Lesemonate Januar und Februar 2019

Sowohl die Anzahl der Beiträge auf dem Blog für dieses Jahr als auch die Tatsache, dass ich die letzten zwei Monate in einem Post zusammenfasse, sprechen für sich. Erst Prüfungsphase, aktuell die forderndste Hausarbeitenphase meines Studiums und größere Veränderungen in meinem Privatleben zu Jahresbeginn haben dazu geführt, dass ich „so wenig“ gelesen habe wie schon lange nicht mehr. Ich sage das nicht wertend – ich bin von mir selbst einfach viel mehr gewohnt und es fühlt sich seltsam an, das ist alles. Vor allem, weil sich mein Kaufverhalten nicht wirklich verändert hat und ich überproportional viele Bücher ansammle, hurra. Jetzt ist irgendwie schon März und ich versuche einfach, alles auf die Reihe zu kriegen, bevor es dann auf die LBM und hoffentlich eine ordentliche Menge Büchermenschen knuddeln geht – hach!

Im Januar und Februar sind bei mir insgesamt zehn gelesene Bücher zusammengekommen:

1) Das Känguru-Manifest – Marc Uwe Kling (4/5)
In meinem Freundeskreis sind sich eigentlich alle einig, dass der zweite Teil der stärkste ist, mir hat er ähnlich gut gefallen wie der erste: Der Plot sagte mir um einiges mehr zu, da er kohärenter und generell präsenter ist, aber der Humor konnte mich nicht durchgehend packen. Da Teil 3 auch schon bereitliegt, ist es nur eine Frage der Zeit, bis ich den lese.

2) Lady Audley’s Secret – Mary Elizabeth Braddon (4/5)
Zweifellos die unterhaltsamste Unilektüre, die ich jemals gelesen habe. Ich war anfangs sogar ziemlich sicher, dass es ein fünf-Sterne-Buch werden würde, aber die Handlung war mir letztendlich ein wenig zu repetitiv. Lady Audley’s Secret war für die Viktorianer was für uns heute die Groschenromane, die man am Bahnhof kaufen kann, sind, aber ich für meinen Teil bin immer noch mehr als positiv überrascht, wie spannend es war.

3) Der gute Mensch von Sezuan – Bertolt Brecht (4/5)
Und noch eine Unilektüre! Von den sechs Stücken Brechts, die ich im Rahmen meines Seminars gelesen hatte, ist es mit Abstand mein liebstes. Die Geschichte hat mich um einiges mehr berührt als ich erwartet hatte.

4) Giants: Die letzte Schlacht – Sylvain Neuvel (3/5) Rezensionsexemplar
Leider ein tendenziell enttäuschender, wenn auch runder Abschluss.

5) Cat Person – Kristen Roupenian (3,5/5)
Diese Kurzgeschichtensammlung reizte mich, seitdem Liesa davon berichtet und ich aus Neugier Cat Person, die Kurzgeschichte, die diesen Band in Bewegung setzte, gelesen hatte. Und ich war alles andere als enttäuscht. Natürlich gab es ein paar Kurzgeschichten, die mir weniger gut gefallen haben als andere, aber im Großen und Ganzen könnte diese Sammlung nicht bizarrer, abwechslungsreicher, abstoßender und anziehender sein. Leseempfehlung – wenn ihr euch traut, in diverse Abgründe zu blicken.
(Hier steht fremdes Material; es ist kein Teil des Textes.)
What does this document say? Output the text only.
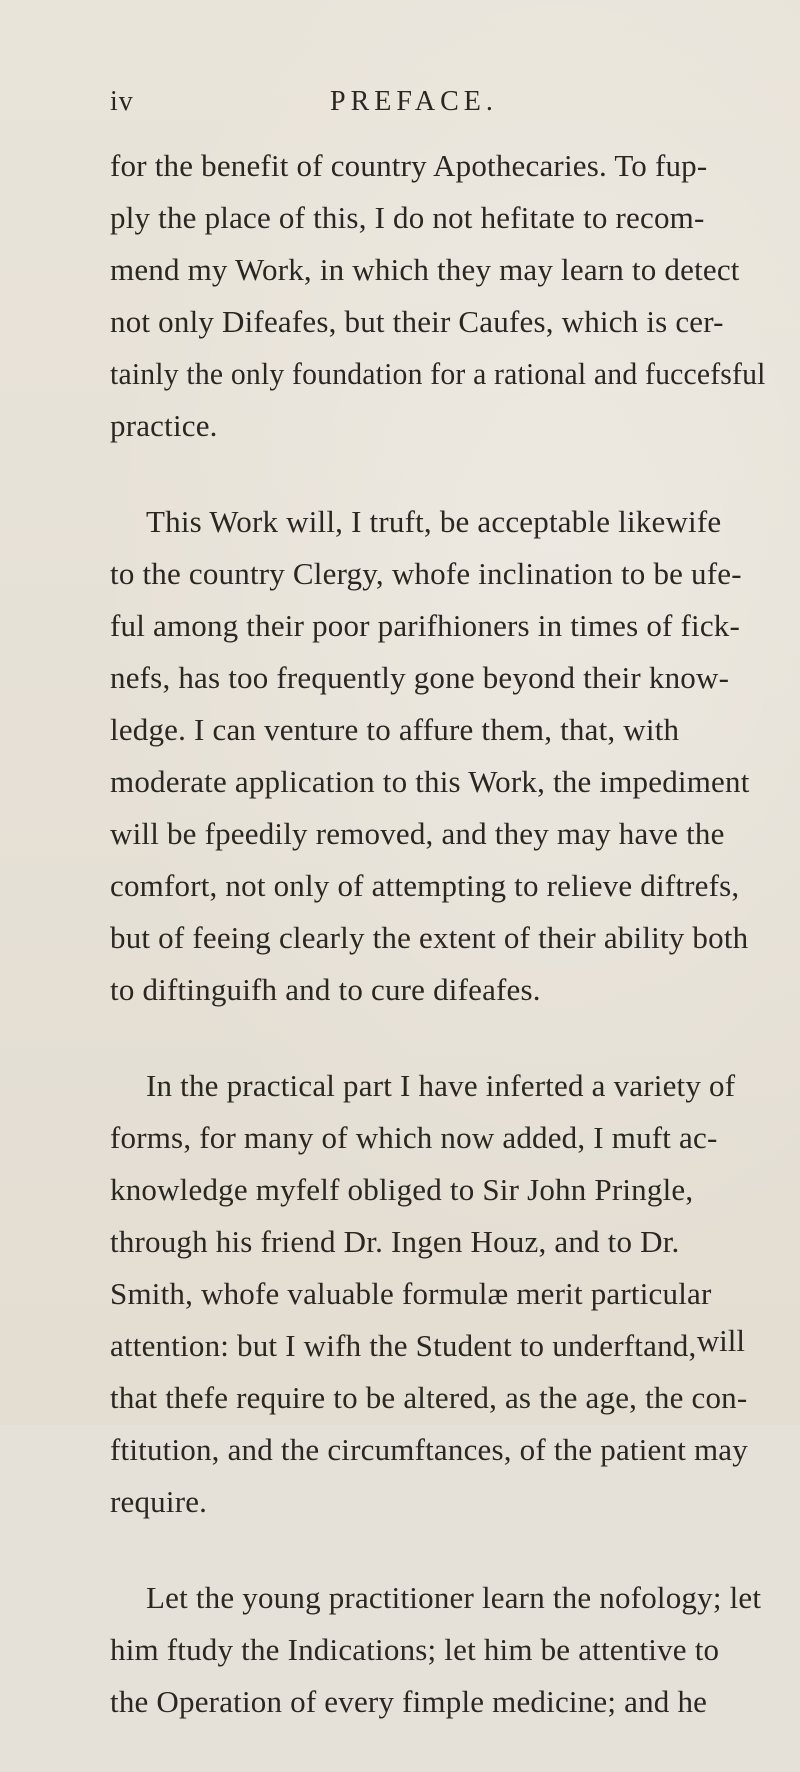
iv	PREFACE.

for the benefit of country Apothecaries. To fup-
ply the place of this, I do not hefitate to recom-
mend my Work, in which they may learn to detect
not only Difeafes, but their Caufes, which is cer-
tainly the only foundation for a rational and fuccefsful
practice.

This Work will, I truft, be acceptable likewife
to the country Clergy, whofe inclination to be ufe-
ful among their poor parifhioners in times of fick-
nefs, has too frequently gone beyond their know-
ledge. I can venture to affure them, that, with
moderate application to this Work, the impediment
will be fpeedily removed, and they may have the
comfort, not only of attempting to relieve diftrefs,
but of feeing clearly the extent of their ability both
to diftinguifh and to cure difeafes.

In the practical part I have inferted a variety of
forms, for many of which now added, I muft ac-
knowledge myfelf obliged to Sir John Pringle,
through his friend Dr. Ingen Houz, and to Dr.
Smith, whofe valuable formulæ merit particular
attention: but I wifh the Student to underftand,
that thefe require to be altered, as the age, the con-
ftitution, and the circumftances, of the patient may
require.

Let the young practitioner learn the nofology; let
him ftudy the Indications; let him be attentive to
the Operation of every fimple medicine; and he

will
6) Let’s Talk About Love – Claire Kann (4/5)
Let’s Talk About Love ist das erste Buch über eine asexuelle Protagonistin, das ich jemals gelesen habe, und jetzt will ich mehr. Man „liest“, dass es ein Debüt ist (Schreibstil ein bisschen zu plakativ, Nebencharaktere könnten besser ausgearbeitet sein), aber im Großen und Ganzen ist es ein so positives, absolutes Wohlfühlbuch, dass ich es uneingeschränkt weiterempfehlen würde (erst recht, um den Horizont zu erweitern – Kann hat erstklassig recherchiert).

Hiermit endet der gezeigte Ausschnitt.